Serves 4 (Makes 1 cup dressing)

1/4 cup olive oil plus more for grill grates, for the chicken
1/4 cup white-wine vinegar, for chicken
1 tablespoon Dijon mustard, for chicken
4 skinless, boneless chicken breast halves (about 6 ounces each)
1 mango, peeled, pitted, and coarsely chopped, for dressing
1/4 cup cilantro leaves, for dressing
1/4 cup mint leaves, for dressing
1 tablespoon curry powder, preferably, for dressing
1 tablespoon white-wine vinegar, for madras
1/4 cup olive oil, for madras
Coarse salt and black pepper, for madras
1 avocado, peeled, halved, pitted, and cut into 1/2-inch-thick wedges, for salad
1 large bunch watercress, tough stems removed (3 cups) , for salad
1/4 cup thinly sliced red onion, for salad

Directions
For the chicken: In a shallow pan large enough to hold chicken in a single layer, whisk together oil, vinegar, and mustard; add chicken, turning to coat. Cover and refrigerate for at least 2 hours.

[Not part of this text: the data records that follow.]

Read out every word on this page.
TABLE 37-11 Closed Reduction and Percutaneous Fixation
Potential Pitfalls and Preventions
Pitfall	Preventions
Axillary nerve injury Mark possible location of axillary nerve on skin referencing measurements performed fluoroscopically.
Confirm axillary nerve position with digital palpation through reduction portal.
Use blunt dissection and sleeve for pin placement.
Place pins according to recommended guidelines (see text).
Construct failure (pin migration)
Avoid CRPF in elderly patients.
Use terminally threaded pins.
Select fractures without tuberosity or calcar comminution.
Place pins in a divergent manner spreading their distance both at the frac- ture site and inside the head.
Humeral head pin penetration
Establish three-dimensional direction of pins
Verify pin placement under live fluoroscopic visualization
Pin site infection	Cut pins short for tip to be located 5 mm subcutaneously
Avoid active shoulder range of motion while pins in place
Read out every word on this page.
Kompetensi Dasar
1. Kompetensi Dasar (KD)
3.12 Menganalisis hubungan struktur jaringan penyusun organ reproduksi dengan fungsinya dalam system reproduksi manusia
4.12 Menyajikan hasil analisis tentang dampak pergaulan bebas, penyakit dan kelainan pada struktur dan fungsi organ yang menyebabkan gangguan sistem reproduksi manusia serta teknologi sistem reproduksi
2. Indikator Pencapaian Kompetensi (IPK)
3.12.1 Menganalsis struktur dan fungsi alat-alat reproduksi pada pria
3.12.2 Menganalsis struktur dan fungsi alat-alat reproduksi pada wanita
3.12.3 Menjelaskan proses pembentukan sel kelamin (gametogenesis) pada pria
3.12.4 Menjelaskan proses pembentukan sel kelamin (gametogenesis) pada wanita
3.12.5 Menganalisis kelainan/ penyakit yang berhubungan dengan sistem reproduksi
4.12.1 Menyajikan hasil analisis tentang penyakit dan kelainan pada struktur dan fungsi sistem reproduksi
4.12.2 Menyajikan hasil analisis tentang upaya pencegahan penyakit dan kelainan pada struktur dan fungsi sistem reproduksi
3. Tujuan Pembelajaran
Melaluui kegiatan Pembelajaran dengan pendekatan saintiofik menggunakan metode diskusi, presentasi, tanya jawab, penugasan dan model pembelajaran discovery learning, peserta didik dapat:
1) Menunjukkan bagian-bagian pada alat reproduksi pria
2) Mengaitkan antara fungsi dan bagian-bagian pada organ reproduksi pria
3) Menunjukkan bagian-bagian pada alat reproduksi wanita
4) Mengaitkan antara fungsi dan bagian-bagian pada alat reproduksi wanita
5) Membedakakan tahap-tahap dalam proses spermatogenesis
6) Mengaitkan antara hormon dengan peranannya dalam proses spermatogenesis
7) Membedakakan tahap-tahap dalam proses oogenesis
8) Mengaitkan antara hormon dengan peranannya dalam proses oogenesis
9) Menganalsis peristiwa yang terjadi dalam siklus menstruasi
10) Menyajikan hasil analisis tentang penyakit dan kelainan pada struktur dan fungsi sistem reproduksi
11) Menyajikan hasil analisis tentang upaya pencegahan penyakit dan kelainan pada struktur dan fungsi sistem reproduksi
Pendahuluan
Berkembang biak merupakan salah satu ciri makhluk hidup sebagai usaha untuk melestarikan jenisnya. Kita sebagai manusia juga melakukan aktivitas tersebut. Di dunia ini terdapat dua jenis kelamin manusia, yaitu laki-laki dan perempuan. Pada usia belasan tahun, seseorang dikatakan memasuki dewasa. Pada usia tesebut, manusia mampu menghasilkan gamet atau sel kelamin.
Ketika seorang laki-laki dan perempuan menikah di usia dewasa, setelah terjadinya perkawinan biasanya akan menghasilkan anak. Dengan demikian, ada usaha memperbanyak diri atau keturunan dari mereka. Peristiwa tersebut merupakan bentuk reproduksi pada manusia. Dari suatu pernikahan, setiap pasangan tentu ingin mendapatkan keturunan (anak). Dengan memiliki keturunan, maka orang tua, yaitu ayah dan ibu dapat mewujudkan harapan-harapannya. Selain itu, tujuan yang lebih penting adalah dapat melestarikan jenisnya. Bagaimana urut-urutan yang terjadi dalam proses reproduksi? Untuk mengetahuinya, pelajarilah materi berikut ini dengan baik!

Heat the grill to high; lightly oil the grates. Lift chicken from marinade and discard any remaining marinade. Grill until fully cooked and opaque throughout, 6 to 8 minutes per side.
For the dressing: In a blender combine mango, cilantro, mint, curry powder, and vinegar. Puree until smooth. With the motor running, add oil; season with salt and pepper.
To serve: Slice chicken crosswise. Arrange on a platter or four serving plates, along with avocado, watercress, and onion; serve the dressing on the side.